People and Community Research

Are demographics getting in the way of pain management?

Editor’s note: The following opinion piece was submitted as part of the inaugural “Op-ed Challenge” hosted by the University of Miami Graduate School. Open to all graduate students, entries were judged by media professionals.

Imagine that you are in pain. 

Maybe you stepped off a ladder and hurt your shoulder. The pain isn't intense enough for you to go to the doctor immediately, so you wait. Before you know it, the pain won't let you sleep, and you can't carry your groceries. You finally run to the doctor expecting they'll diagnose the underlying cause of your pain and relieve your symptoms. If you tell your doctor that your pain intensity is a 9 out of 10, you trust that the painkillers that they will prescribe you will be 9 out of 10 strong, right?  

Surprisingly, that's not always the case for patients in the U.S. 

Clinicians tend to prescribe fewer analgesics than needed to minorities and women and too many opioids and other pain medications to White non-Hispanic men.

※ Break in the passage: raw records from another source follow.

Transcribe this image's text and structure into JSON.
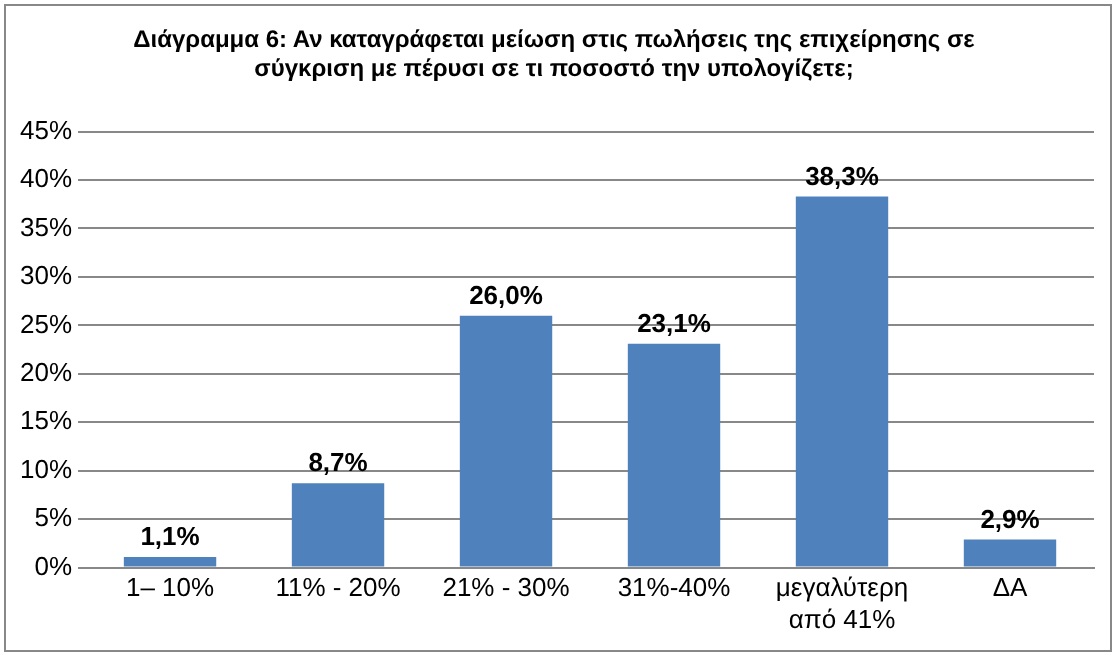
{
  "chart_data": {
    "type": "bar",
    "title": "Διάγραμμα 6: Αν καταγράφεται μείωση στις πωλήσεις της επιχείρησης σε σύγκριση με πέρυσι σε τι ποσοστό την υπολογίζετε;",
    "categories": [
      "1– 10%",
      "11% - 20%",
      "21% - 30%",
      "31%-40%",
      "μεγαλύτερη από 41%",
      "ΔΑ"
    ],
    "values": [
      1.1,
      8.7,
      26.0,
      23.1,
      38.3,
      2.9
    ],
    "value_labels": [
      "1,1%",
      "8,7%",
      "26,0%",
      "23,1%",
      "38,3%",
      "2,9%"
    ],
    "color": "#4f81bd",
    "ylim": [
      0,
      45
    ],
    "yticks": [
      {
        "value": 0,
        "label": "0%"
      },
      {
        "value": 5,
        "label": "5%"
      },
      {
        "value": 10,
        "label": "10%"
      },
      {
        "value": 15,
        "label": "15%"
      },
      {
        "value": 20,
        "label": "20%"
      },
      {
        "value": 25,
        "label": "25%"
      },
      {
        "value": 30,
        "label": "30%"
      },
      {
        "value": 35,
        "label": "35%"
      },
      {
        "value": 40,
        "label": "40%"
      },
      {
        "value": 45,
        "label": "45%"
      }
    ],
    "grid": "y",
    "legend": false
  }
}
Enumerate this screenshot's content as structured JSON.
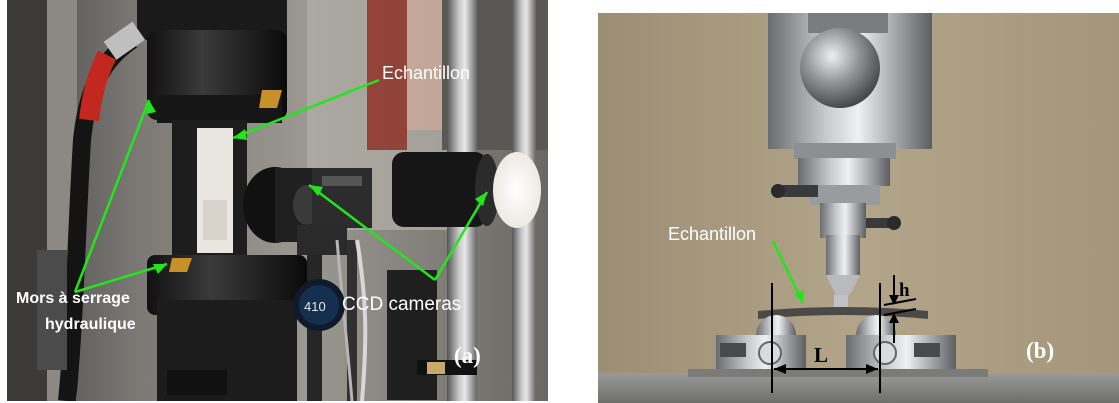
{
  "figure_a": {
    "panel_label": "(a)",
    "labels": {
      "specimen": "Echantillon",
      "grips_line1": "Mors à serrage",
      "grips_line2": "hydraulique",
      "cameras": "CCD cameras",
      "lens_marking": "410"
    },
    "colors": {
      "annotation_arrow": "#22e61c"
    }
  },
  "figure_b": {
    "panel_label": "(b)",
    "labels": {
      "specimen": "Echantillon",
      "thickness": "h",
      "span": "L"
    }
  }
}
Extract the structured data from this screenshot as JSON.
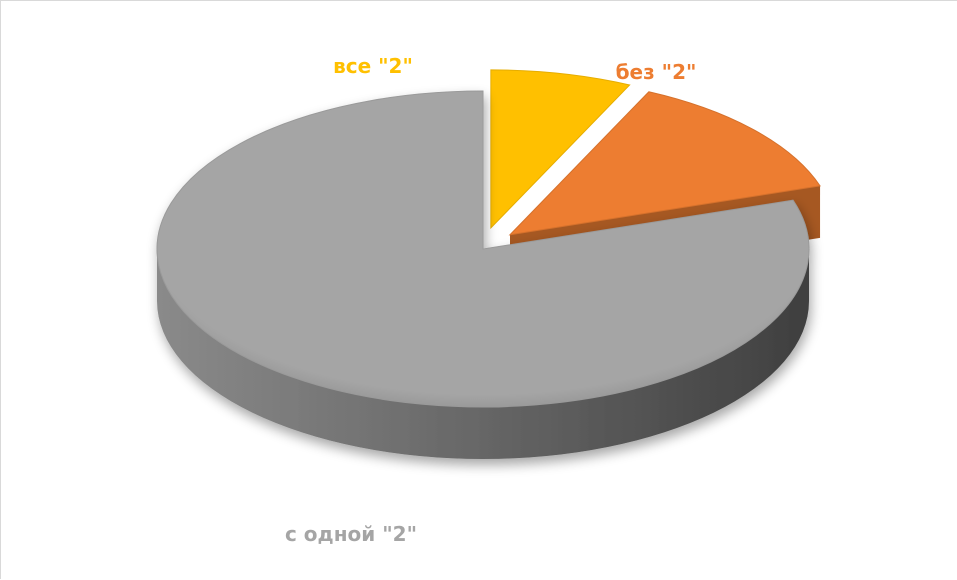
{
  "chart_data": {
    "type": "pie",
    "style": "3d-exploded",
    "categories": [
      "с одной \"2\"",
      "все \"2\"",
      "без \"2\""
    ],
    "values": [
      80,
      7,
      13
    ],
    "colors": [
      "#a5a5a5",
      "#ffc000",
      "#ed7d31"
    ],
    "label_colors": [
      "#a5a5a5",
      "#ffc000",
      "#ed7d31"
    ],
    "legend": "none"
  }
}
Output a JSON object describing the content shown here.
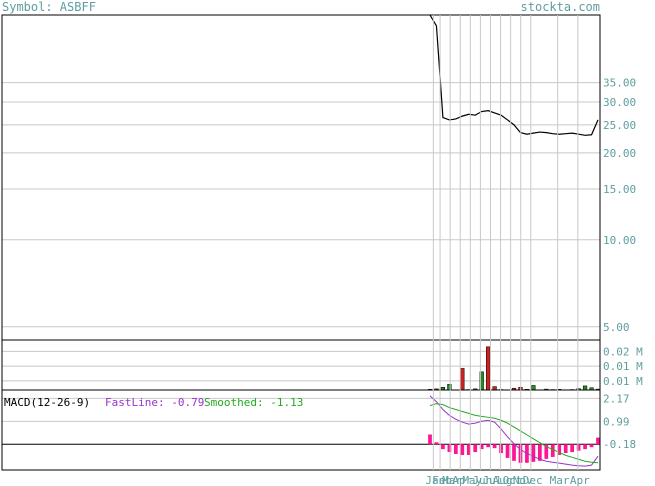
{
  "header": {
    "symbol_text": "Symbol: ASBFF",
    "site": "stockta.com"
  },
  "colors": {
    "header_text": "#5f9ea0",
    "axis_text": "#5f9ea0",
    "grid": "#c8c8c8",
    "price_line": "#000000",
    "volume_up": "#228b22",
    "volume_down": "#cc2222",
    "fastline": "#9933cc",
    "smoothed": "#22aa22",
    "histogram": "#ff1493"
  },
  "chart_data": [
    {
      "type": "line",
      "panel": "price",
      "scale": "log",
      "y_ticks": [
        "35.00",
        "30.00",
        "25.00",
        "20.00",
        "15.00",
        "10.00",
        "5.00"
      ],
      "x_tick_labels": [
        "Jan",
        "Feb",
        "Mar",
        "Apr",
        "May",
        "Jun",
        "Jul",
        "Aug",
        "Oct",
        "Nov",
        "Dec",
        "Mar",
        "Apr"
      ],
      "ylim": [
        4.5,
        60
      ],
      "series": [
        {
          "values": [
            60,
            55,
            26.5,
            26,
            26.2,
            26.8,
            27.2,
            27.0,
            27.8,
            28.0,
            27.5,
            27.0,
            26.0,
            25.0,
            23.5,
            23.2,
            23.4,
            23.6,
            23.5,
            23.3,
            23.2,
            23.3,
            23.4,
            23.2,
            23.0,
            23.1,
            26.0
          ]
        }
      ],
      "grid": true
    },
    {
      "type": "bar",
      "panel": "volume",
      "y_ticks": [
        "0.02 M",
        "0.01 M",
        "0.01 M"
      ],
      "ylim": [
        0,
        0.022
      ],
      "values": [
        0.0003,
        0.0005,
        0.0012,
        0.0025,
        0.0001,
        0.0095,
        0.0002,
        0.0005,
        0.008,
        0.019,
        0.0015,
        0.0002,
        0.0001,
        0.0008,
        0.0012,
        0.0003,
        0.002,
        0.0001,
        0.0004,
        0.0002,
        0.0003,
        0.0001,
        0.0002,
        0.0006,
        0.0018,
        0.001,
        0.0004
      ],
      "up": [
        false,
        false,
        true,
        true,
        false,
        false,
        false,
        false,
        true,
        false,
        false,
        false,
        false,
        false,
        false,
        false,
        true,
        false,
        false,
        false,
        false,
        false,
        false,
        true,
        true,
        true,
        false
      ]
    },
    {
      "type": "line",
      "panel": "macd",
      "title": "MACD(12-26-9)",
      "fastline_label": "FastLine: -0.79",
      "smoothed_label": "Smoothed: -1.13",
      "y_ticks": [
        "2.17",
        "0.99",
        "-0.18"
      ],
      "ylim": [
        -1.5,
        2.6
      ],
      "series": [
        {
          "name": "FastLine",
          "values": [
            2.3,
            2.0,
            1.6,
            1.3,
            1.1,
            0.95,
            0.85,
            0.9,
            1.0,
            1.05,
            0.95,
            0.6,
            0.2,
            -0.15,
            -0.45,
            -0.65,
            -0.8,
            -0.95,
            -1.05,
            -1.1,
            -1.15,
            -1.2,
            -1.25,
            -1.28,
            -1.3,
            -1.25,
            -0.79
          ]
        },
        {
          "name": "Smoothed",
          "values": [
            1.8,
            1.9,
            1.85,
            1.7,
            1.6,
            1.5,
            1.4,
            1.3,
            1.25,
            1.2,
            1.15,
            1.05,
            0.9,
            0.7,
            0.5,
            0.3,
            0.1,
            -0.1,
            -0.3,
            -0.45,
            -0.6,
            -0.75,
            -0.85,
            -0.95,
            -1.05,
            -1.1,
            -1.13
          ]
        }
      ],
      "histogram": [
        0.5,
        0.1,
        -0.25,
        -0.4,
        -0.5,
        -0.55,
        -0.55,
        -0.4,
        -0.25,
        -0.15,
        -0.2,
        -0.45,
        -0.7,
        -0.85,
        -0.95,
        -0.95,
        -0.9,
        -0.85,
        -0.75,
        -0.65,
        -0.55,
        -0.45,
        -0.4,
        -0.33,
        -0.25,
        -0.15,
        0.34
      ]
    }
  ]
}
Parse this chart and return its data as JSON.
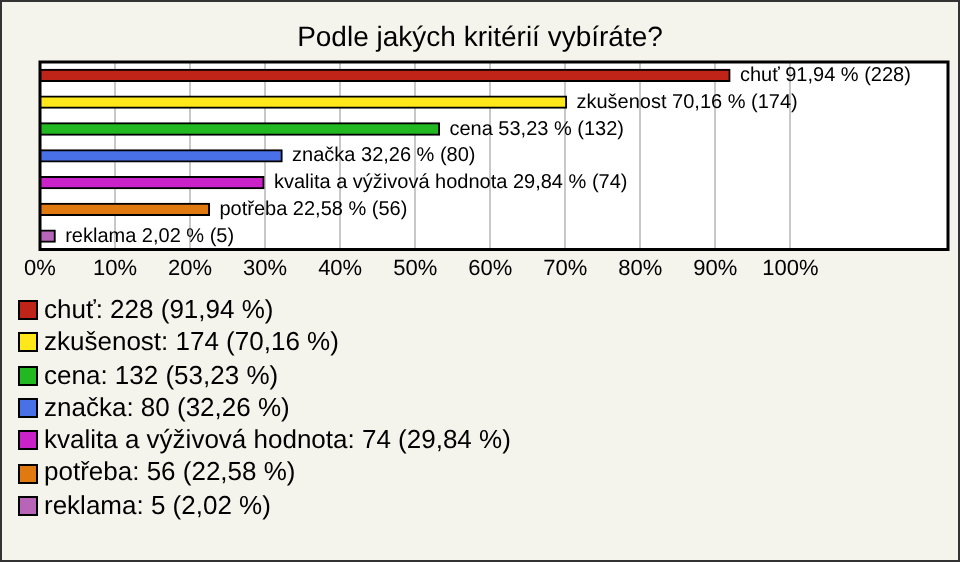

This practice has fueled the opioid epidemic and increased struggles with pain management for minorities and women. But why does this problem still exist? The main issue is that we don't completely understand the underlying causes of unequal prescriptions. 

Here are a few of the possible explanations that researchers have found so far: 

First, clinicians tend to misevaluate the pain of their patients. Clinicians hold stereotypes about the pain of different racial populations. They generally believe that White populations tend to experience higher amounts of pain than Black populations. However, the exact opposite is true: Black individuals have a lower pain threshold than White individuals. Similarly, clinicians tend to underestimate women's pain compared to men's for reasons unknown so far. 

Second, doctors might experience less shared pain with patients who don't belong to the same demographic group. Since most doctors in the U.S. identify as White, it can be inferred that most doctors can't empathize as easily with their non-White patients, so they tend to under-assess their pain. 

Third, patients are also affected by the race of their doctor and might not adequately communicate their pain. Research has shown that patients tend to trust their doctors more and are more satisfied with their treatment when the doctors belong to their racial group. Hispanic individuals tend to use stoicism as a coping mechanism, which can mislead clinicians to assess their pain as less intense. 

So, what can we do as patients to ensure that we will receive appropriate pain treatment? Here are a few simple steps:

  1. Know your goals before you arrive at the doctor's office. For example, do you need help with pain management, understanding the reasons underlying your pain, or both?
  2. If you can choose your medical provider, select a physician from the same racial/ethnic background as you.
  3. Try over-the-counter medication of different dosages to explore how it will affect your pain; take detailed notes about it.
  4. Communicate your goals for your visit clearly and explain which medication has worked and which hasn’t. Ask for a higher dosage than the highest ineffective dosage that you have taken.
  5. If you feel uncomfortable showing your pain with facial expressions, make a list of all the ways that the pain has interfered with your everyday life. For example, you can’t lift your bag or can’t lie on your side. Provide that information to your doctor even if you're not asked about it.
  6. If you get prescribed opioids, ask your doctor if there is a non-opioid medication that you can try first.
  7. If you are unsure that you can communicate all that information clearly, bring a partner to the appointment to assist you.  

Of course, one could argue that individual actions of patients can be proven ineffective on the treatment habits of clinicians or that encouraging patients to find treatment only by clinicians of their own race could perpetuate doctors' lack of empathy for different demographic groups. Both points are valid. These disparities will not disappear overnight and can only be extinguished by systemic changes in training and policy. 

Analgesic prescribing disparities are prevalent in the U.S., and further research is required to decipher the reasons behind them and battle them effectively. More work needs to be on clinicians' decision-making and finding ways to improve the education of future generations of physicians. 

The above suggestions can serve as a first step for us to take control of our treatment and spare ourselves from that needless shoulder pain.